There are two reasons stock values rise. The first is multiple expansion which really means the market pays more for the same level of earnings. The second is increasing earnings and profits. It seems therefore sensible to invest in companies with stronger than average long-term earnings profiles. Which is what we do.
It is over 5 years since we voted to leave the EU. It has been a roller coaster of political and economic uncertainty which in 2020 was exacerbated by being amongst the worst affected COVID countries. So, no wonder the U.K. stock market suffered a lost decade.
We wrote last year that it was compellingly cheap and 2021 has seen strong returns.
This has been aided by the world leading vaccination programme which currently has close to 70% of the population receiving at least one dose.
We expect to see the returns continue to be strong as the ‘Reflexivity’ of stronger performance garnering greater attention and therefore demand.
The property market is changing before our eyes. Work from home which works ridiculously better than anyone realised is absolutely here to stay. Zoom is now a verb, and nobody is going to travel as much when video meetings are so effective. People will go to offices for sure but not five days a week. This has and will cause a migration away from inner cities to more rural locations. Inside and outside space is valued far more highly now. Bristol to London on the fastest train a little over one hour.

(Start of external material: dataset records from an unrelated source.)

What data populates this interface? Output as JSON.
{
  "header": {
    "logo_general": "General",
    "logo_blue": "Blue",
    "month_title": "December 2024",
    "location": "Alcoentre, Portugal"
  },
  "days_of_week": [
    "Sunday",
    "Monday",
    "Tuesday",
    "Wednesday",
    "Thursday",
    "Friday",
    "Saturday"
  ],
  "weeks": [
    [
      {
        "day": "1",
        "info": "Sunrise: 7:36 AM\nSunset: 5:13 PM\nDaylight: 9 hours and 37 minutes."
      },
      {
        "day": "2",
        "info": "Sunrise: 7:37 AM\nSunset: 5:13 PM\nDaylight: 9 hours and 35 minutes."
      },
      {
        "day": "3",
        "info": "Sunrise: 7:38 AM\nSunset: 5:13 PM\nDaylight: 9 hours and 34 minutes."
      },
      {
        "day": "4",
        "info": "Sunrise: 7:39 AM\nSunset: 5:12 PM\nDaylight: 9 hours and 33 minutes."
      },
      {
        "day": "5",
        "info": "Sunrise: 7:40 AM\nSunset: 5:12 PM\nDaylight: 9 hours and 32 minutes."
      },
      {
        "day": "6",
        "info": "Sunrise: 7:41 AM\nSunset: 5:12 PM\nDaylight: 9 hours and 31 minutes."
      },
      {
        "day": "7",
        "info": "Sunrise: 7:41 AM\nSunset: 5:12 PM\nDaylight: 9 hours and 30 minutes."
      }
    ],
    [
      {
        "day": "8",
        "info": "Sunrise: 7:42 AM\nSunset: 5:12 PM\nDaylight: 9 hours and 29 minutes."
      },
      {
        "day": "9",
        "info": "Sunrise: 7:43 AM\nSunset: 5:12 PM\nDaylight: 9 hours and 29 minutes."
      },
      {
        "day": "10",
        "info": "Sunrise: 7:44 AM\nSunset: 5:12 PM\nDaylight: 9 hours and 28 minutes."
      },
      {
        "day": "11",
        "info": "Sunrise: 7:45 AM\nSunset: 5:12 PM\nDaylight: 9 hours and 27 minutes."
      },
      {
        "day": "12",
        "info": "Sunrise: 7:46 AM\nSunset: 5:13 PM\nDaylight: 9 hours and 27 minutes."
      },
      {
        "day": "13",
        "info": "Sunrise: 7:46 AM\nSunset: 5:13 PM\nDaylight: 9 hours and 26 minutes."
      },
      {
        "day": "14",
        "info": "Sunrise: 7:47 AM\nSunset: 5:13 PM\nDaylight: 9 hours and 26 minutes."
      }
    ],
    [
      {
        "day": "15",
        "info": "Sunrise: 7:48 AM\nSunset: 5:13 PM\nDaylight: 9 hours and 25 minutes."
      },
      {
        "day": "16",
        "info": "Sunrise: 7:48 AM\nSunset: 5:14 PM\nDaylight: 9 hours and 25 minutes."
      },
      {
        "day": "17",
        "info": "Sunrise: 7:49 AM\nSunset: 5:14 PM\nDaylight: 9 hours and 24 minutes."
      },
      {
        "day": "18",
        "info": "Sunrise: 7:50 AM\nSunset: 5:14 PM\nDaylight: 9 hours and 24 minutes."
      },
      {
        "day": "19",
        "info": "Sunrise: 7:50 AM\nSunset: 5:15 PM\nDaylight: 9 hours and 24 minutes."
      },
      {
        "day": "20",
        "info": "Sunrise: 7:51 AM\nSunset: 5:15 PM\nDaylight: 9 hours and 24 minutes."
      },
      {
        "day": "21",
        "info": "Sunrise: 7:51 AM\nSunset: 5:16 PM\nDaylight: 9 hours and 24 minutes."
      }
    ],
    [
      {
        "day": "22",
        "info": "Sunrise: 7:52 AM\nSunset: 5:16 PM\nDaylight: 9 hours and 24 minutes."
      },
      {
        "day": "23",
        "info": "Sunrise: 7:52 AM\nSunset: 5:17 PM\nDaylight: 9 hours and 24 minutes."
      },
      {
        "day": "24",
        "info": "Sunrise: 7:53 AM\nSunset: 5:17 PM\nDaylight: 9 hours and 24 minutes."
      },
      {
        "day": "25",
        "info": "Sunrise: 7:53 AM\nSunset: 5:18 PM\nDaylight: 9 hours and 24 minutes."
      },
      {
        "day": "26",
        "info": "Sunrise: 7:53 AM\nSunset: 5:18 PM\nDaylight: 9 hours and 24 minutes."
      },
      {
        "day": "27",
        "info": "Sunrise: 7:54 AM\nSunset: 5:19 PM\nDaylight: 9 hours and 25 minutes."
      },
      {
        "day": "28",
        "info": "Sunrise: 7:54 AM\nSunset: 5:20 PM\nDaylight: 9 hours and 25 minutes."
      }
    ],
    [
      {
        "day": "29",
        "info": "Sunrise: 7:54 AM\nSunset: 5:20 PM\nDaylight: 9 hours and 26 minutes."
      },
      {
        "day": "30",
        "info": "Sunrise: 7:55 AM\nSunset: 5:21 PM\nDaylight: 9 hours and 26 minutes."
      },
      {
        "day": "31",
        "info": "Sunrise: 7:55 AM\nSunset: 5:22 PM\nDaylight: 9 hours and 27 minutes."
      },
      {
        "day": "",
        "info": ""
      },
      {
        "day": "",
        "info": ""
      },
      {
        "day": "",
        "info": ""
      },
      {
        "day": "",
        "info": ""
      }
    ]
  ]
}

House values currently for something average in London buys pretty much anything in Bristol.
Commercial property is equally experiencing tectonic shifts. High price London offices are going to struggle, smart warehousing in prime distribution points is gold.
The significance of the rise of crypto currency is far more wide ranging than Bitcoin. As staggering as price increases were, they have halved in the last four weeks but still remain up a lot. The development of a digital universe which incorporates Non-Fungible Tokens (NFT’s), the nascent metaverse which is an Etherium story, smart contracts etc, are all very real. It was noted by Mark Andreeson that the most important innovations can initially start out looking like toys and this is certainly true of the telephone, automobile, and computer.

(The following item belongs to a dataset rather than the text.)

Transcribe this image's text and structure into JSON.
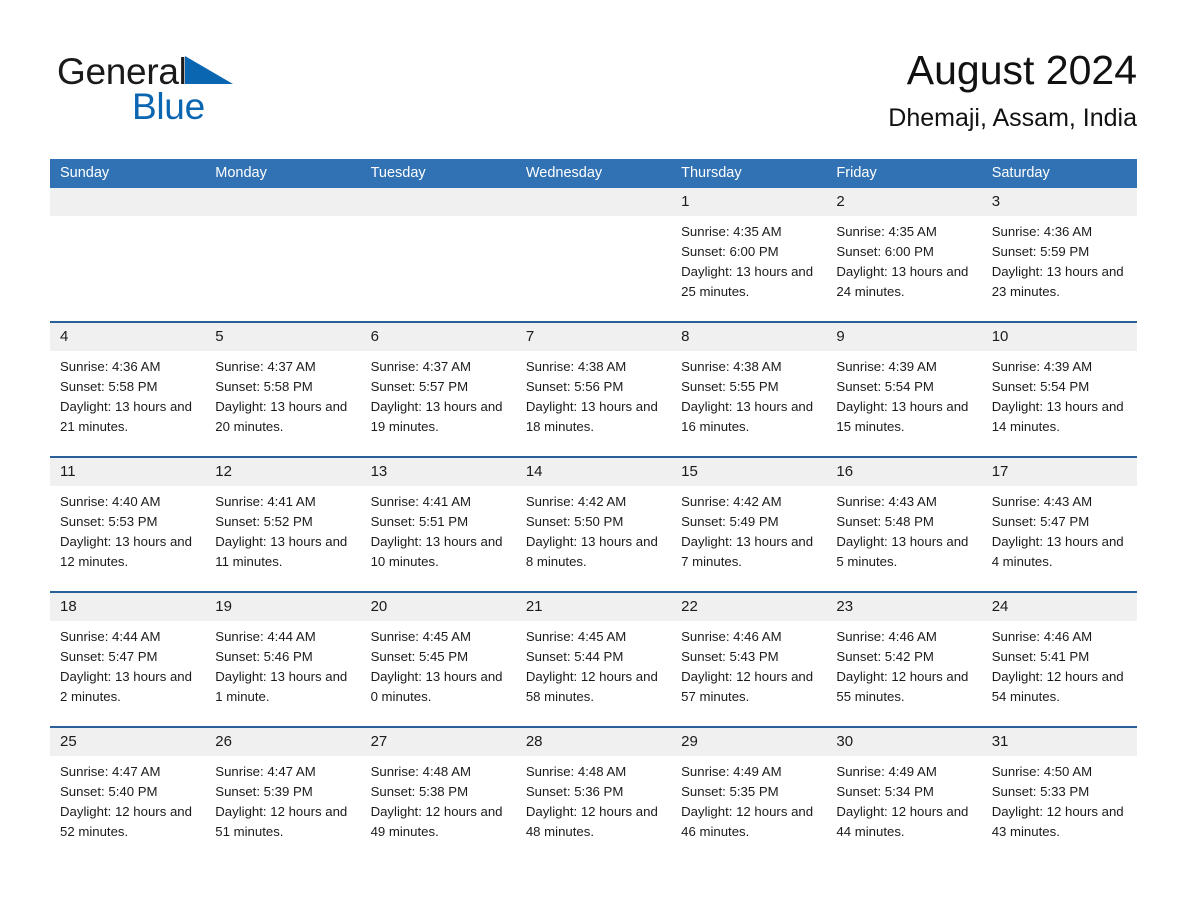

The problem any investor has though is trying to work out which are the long-term winners (the Amazon, Google, Facebook, Netflix) of this next wave.
I do not profess to have a clue, but history suggests a winning strategy is often investing in those providing the picks and shovels which as examples would be Nvidia, Arm, ASML and Etherium.
We wrote last year that Disney + (streaming) would be a huge win for them and if they achieved a Netflix type multiple, the shares would go up a lot.
They were then at around $85 as of 20 March 2020, a year later, they were $197.
Just occasionally a blind squirrel finds a nut.
This is already too long but in our view, we’ve saved the best to last.
Messenger RNA which is the biotechnology behind the Moderna and Bio-NTech Covid vaccine is absolutely transformative for medicine.
This is not hyperbole, not overstating its significance, it is opening up a whole new world of treatments both pre and post issue.
The technology allows our DNA to be reprogrammed, literally bits of it to be rewritten or enhanced.
There is not much this cannot or will not be used for so watch this space. It is going to be huge news.
Note: This is written in a personal capacity and reflects the view of the author. It does not necessarily reflect the view of LWM Consultants. The post has been checked and approved to ensure that it is both accurate and not misleading. However, this is a blog, and the reader should accept that by its very nature many of the points are subjective and opinions of the author. Individuals wishing to buy any product or service because of this blog must seek advice or carry out their own research before making any decision, the author will not be held liable for decisions made as a result of this blog (particularly where no advice has been sought). Investors should also note that past performance is not a guide to future performance and investments can fall as well as rise.